Climat : les quatre risques majeurs qui pèsent sur l'Europe

 Sur le continent, le réchauffement va continuer à augmenter plus vite que la moyenne mondiale, avertit le Giec dans un rapport publié lundi. Le sud est particulièrement menacé. La France fera face à des inondations plus destructrices et à davantage de vagues de chaleur extrême.

Les conséquences du changement climatique sont déjà perceptibles en Europe. Le Giec l'affirme avec un degré de « très haute confiance », selon l'échelle que les experts climat de l'ONU utilisent pour exprimer leur opinion, dans un nouveau rapport publié lundi qui dresse un tableau dramatique des impacts et sonne l'alerte sur les risques pour les décennies à venir. L'Europe n'y échappe pas.


Pertes de récoltes 

La sécheresse, les pluies excessives et la chaleur ont provoqué des baisses de la productivité des forêts , de l'élevage et des cultures : les pertes de récoltes liées ont triplé au cours des cinquante dernières années, et elles devraient s'accentuer à mesure que le mercure monte, prévient le Giec. C'est l'un des quatre risques clés identifiés pour l'Europe par les scientifiques qui anticipent des pertes substantielles de production agricole pour la plupart des régions du continent au cours du siècle. Des pertes qui ne seront pas compensées par des gains en Europe du nord, précisent-ils. En France, les dommages liés à la sécheresse -qui coûte déjà 1,2 milliard d'euros par an- pourraient être multipliés quasiment par cinq.

Une chaleur extrême mortelle

Autre risque majeur pour le continent, les vagues de chaleur extrême seront plus meurtrières. Dans un monde plus chaud de 1,5 °C, un seuil que la planète devrait dépasser d'ici à 2030, elles pourraient entraîner la mort de 30.000 personnes par an, et jusqu'à trois fois plus si le réchauffement atteint 3 °C, selon le Giec. En France, le nombre de personnes mortellement touchées passerait d'environ 1.500 à plus de 5.000 d'ici à 2050, si les émissions de gaz à effet de serre étaient plus élevées qu'aujourd'hui.

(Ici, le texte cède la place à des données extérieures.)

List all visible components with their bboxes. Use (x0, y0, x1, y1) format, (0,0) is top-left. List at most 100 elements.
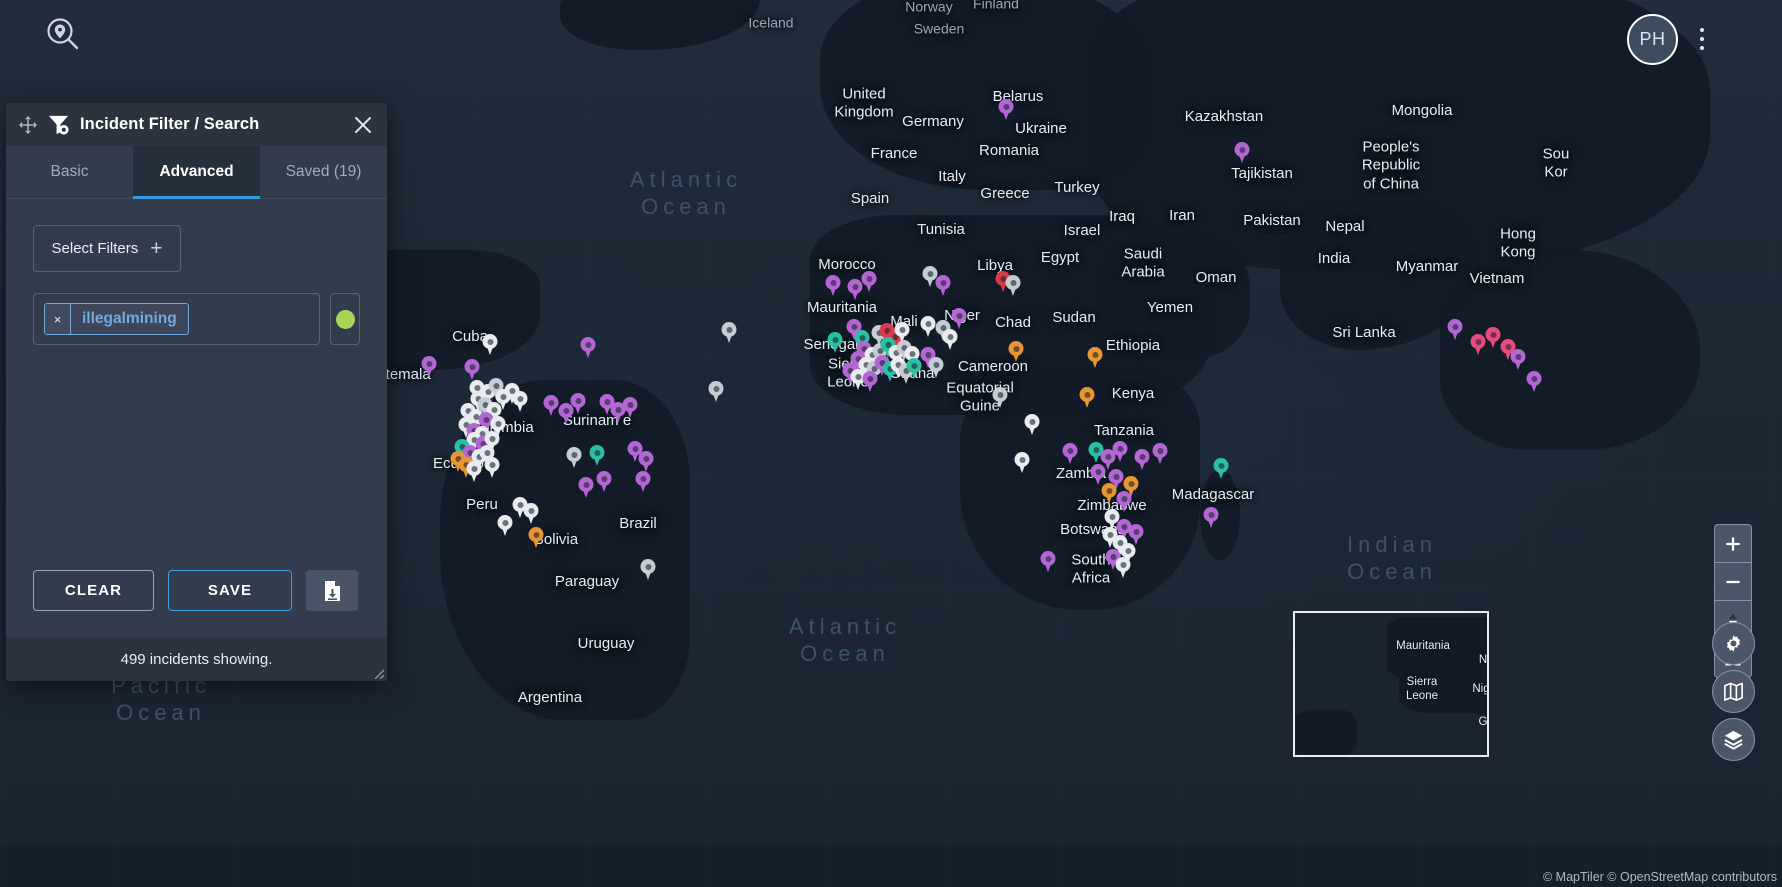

La biodiversité est tout autant menacée. Le réchauffement va réduire l'habitat pour les écosystèmes terrestres et marins et modifier « de manière irréversible » leur composition, préviennent les experts. Les herbiers sous-marins de Méditerranée pourraient ainsi disparaître d'ici à 2050 si les émissions ne sont pas réduites rapidement. Et les zones à risque d'incendies vont s'étendre à travers l'Europe. Dans la région méditerranéenne, côté français, les surfaces brûlées pourraient augmenter de 90 % si le réchauffement est de 2 °C par rapport à 1,5 °C.

De l'eau plus rare

Dans ce même scénario de 2 °C, plus d'un tiers de la population européenne sera exposé à un manque d'eau. A 3 °C, le risque sera deux fois plus important, avec, en première ligne, l'Europe centrale occidentale et l'Europe du sud ainsi que de nombreuses villes, dit le Giec, qui évoque des pertes économiques « significatives » dans les secteurs dépendants de l'eau et de l'énergie.

Des inondations et une montée des eaux

Si la planète se réchauffe au-delà de 3 °C, le nombre de personnes affectées par les précipitations et les inondations fluviales pourrait être deux fois plus élevé, les coûts liés aux dommages pourraient aussi doubler. Quant aux dommages causés par les inondations côtières, le Giec indique qu'ils risquent d'être multipliés au moins par dix en Europe d'ici à la fin du siècle, et même davantage sans adaptation et avec des émissions élevées. La France est un des pays européens les plus menacés, et d'ici à 2100, le prix à payer pourrait dépasser les 53 milliards d'euros par an, prévient le Giec citant une étude.

Le rapport du Giec montre que l'adaptation de l'Europe au changement climatique progresse, mais « elle demeure insuffisante face à la rapidité des changements », explique Gonéri Le Cozannet, ingénieur au BRGM et coauteur, notamment du volet sur l'Europe. La prise en compte de l'élévation du niveau de la mer en est un exemple. « En France, de nombreuses actions servent à se préparer à l'adaptation et évaluer les risques, mais le pays est moins efficace pour mettre en oeuvre ces mesures », note-t-il.